For some in the HIV hospice that I visited, many were already receiving treatment. There were dedicated doctors on staff who gave up a lot of their time and effort to come treat them. There was already a dedicated nurse living there. What then was their greatest need? Human contact. For some, they were already “Untouchable”. For someone to come and touch them on the shoulder, shake their hand, and even lay a hand on their head to give a blessing, that was enough. Our team sang songs to them and prayed for them and gave words of encouragement. Some were smiling and saw our joy and light even though they had to hear us speak through interpreters. That was part of the emotional journey of this trip. That was what I felt, rather than saw or observed impartially.

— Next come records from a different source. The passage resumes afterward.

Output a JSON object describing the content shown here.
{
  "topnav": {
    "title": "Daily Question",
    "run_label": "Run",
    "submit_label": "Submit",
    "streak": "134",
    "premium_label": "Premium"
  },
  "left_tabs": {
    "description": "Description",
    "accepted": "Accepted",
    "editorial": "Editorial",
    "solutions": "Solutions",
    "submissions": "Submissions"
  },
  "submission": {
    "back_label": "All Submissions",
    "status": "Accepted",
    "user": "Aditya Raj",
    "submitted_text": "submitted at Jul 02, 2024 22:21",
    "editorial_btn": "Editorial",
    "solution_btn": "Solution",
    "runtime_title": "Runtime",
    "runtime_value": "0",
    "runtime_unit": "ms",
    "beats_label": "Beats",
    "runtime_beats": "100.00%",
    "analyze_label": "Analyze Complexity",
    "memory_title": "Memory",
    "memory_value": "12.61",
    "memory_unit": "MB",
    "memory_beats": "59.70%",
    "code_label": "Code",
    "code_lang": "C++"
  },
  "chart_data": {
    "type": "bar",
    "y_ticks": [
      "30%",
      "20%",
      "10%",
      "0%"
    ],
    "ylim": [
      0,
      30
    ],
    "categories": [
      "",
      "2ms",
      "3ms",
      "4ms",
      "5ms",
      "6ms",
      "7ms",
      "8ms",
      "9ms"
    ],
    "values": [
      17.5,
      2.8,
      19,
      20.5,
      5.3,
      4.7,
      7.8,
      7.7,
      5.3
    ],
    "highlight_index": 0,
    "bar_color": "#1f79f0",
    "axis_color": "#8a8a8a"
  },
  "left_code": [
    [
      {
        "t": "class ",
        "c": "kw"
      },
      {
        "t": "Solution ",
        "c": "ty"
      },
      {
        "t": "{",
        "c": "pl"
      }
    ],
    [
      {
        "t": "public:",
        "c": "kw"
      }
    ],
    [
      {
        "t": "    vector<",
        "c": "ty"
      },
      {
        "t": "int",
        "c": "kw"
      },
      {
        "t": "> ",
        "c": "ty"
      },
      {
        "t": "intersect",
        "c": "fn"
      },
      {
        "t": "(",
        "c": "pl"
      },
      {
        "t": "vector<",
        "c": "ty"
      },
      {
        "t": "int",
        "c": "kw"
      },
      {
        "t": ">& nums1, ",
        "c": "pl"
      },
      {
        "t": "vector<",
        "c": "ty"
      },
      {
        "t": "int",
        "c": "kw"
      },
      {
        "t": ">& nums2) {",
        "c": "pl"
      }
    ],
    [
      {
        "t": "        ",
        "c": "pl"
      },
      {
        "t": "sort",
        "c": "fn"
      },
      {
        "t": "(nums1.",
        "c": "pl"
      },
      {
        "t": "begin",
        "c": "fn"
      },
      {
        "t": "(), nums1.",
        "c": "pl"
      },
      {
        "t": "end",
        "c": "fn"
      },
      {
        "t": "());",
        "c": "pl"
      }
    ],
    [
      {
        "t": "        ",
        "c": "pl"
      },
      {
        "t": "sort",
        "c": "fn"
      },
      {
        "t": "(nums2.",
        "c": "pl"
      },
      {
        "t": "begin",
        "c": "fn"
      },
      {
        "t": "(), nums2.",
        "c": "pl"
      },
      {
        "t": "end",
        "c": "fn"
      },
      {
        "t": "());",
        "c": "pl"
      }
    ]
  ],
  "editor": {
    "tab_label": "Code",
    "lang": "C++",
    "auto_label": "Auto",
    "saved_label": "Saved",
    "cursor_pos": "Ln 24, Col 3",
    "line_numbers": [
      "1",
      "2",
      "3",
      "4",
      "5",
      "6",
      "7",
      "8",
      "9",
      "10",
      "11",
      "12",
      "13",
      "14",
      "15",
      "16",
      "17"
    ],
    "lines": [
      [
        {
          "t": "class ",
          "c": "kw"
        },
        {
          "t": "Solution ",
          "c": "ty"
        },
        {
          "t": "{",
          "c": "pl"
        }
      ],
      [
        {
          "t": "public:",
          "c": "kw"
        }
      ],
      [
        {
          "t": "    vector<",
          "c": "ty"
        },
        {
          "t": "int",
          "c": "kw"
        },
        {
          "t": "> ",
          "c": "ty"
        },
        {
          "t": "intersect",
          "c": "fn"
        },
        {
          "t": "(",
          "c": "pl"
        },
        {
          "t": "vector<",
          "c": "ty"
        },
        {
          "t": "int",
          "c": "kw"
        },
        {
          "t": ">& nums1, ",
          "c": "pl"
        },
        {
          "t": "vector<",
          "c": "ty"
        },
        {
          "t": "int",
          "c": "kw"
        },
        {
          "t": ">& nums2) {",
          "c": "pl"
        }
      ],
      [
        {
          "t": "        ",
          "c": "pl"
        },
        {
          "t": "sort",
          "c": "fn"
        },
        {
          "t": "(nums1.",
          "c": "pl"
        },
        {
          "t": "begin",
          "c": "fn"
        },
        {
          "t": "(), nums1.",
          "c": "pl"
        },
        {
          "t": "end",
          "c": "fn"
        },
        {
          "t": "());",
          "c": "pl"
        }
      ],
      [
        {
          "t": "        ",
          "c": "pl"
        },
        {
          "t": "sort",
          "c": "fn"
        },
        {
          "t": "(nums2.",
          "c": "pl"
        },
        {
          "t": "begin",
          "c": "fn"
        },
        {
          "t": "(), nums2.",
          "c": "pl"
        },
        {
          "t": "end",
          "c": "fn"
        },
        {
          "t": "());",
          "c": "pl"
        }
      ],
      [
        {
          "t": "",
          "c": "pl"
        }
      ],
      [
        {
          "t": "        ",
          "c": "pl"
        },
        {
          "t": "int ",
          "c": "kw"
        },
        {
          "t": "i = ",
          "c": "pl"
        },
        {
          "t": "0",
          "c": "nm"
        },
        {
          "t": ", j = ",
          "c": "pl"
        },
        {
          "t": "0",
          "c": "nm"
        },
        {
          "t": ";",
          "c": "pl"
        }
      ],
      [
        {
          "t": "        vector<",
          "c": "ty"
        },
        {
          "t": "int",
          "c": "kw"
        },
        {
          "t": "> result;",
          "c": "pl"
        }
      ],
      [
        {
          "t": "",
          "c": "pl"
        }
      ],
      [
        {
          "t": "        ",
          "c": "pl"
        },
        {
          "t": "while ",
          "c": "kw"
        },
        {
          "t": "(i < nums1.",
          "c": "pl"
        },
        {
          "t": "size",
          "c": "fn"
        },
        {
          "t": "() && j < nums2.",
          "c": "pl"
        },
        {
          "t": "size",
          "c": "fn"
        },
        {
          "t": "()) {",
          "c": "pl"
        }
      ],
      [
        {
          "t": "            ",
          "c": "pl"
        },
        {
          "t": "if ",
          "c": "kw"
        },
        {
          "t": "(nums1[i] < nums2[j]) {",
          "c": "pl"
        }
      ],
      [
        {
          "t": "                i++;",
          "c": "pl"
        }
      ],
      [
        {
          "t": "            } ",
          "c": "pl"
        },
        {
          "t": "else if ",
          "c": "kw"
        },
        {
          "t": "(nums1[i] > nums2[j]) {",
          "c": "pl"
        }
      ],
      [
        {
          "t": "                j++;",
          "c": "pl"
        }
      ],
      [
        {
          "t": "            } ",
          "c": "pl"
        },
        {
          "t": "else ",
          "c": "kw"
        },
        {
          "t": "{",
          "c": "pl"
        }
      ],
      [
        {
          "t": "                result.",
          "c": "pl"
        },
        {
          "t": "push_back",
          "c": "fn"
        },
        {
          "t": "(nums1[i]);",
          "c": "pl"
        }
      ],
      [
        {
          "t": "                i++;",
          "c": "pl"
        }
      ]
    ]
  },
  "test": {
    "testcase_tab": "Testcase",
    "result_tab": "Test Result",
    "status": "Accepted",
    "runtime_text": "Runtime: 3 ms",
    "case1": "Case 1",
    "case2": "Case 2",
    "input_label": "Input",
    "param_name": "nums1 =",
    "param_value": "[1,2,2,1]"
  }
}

On another occasion, our team was starting the third day of our VBS. Each morning, various people would share a word of encouragement or thoughts about the trip so far and how they were doing. I volunteered to speak that day. So far, I was still emotionally distant from the orphans and children at the camp. But then, I started to talk about the significance of adoption and what it meant to be adopted. I shared about a friend who had adopted a little girl. When this girl was adopted, she had come from an orphanage where personal possessions and food were scarce. Instinctively, she had learned to hoard at the young age of three. It took three years of love to break some of the bad habits of hoarding. Somehow, I started to choke up because I saw the same instinctual hoarding actions in the Indian children like the little girl I mentioned earlier. Today, this girl is in her teenage years, in a loving home, and about to start high school.

Ultimately, this trip stretched my heart at times and made it impossible to shrink again. Having once felt the joys and pains in ways never felt before, it’s hard to go back.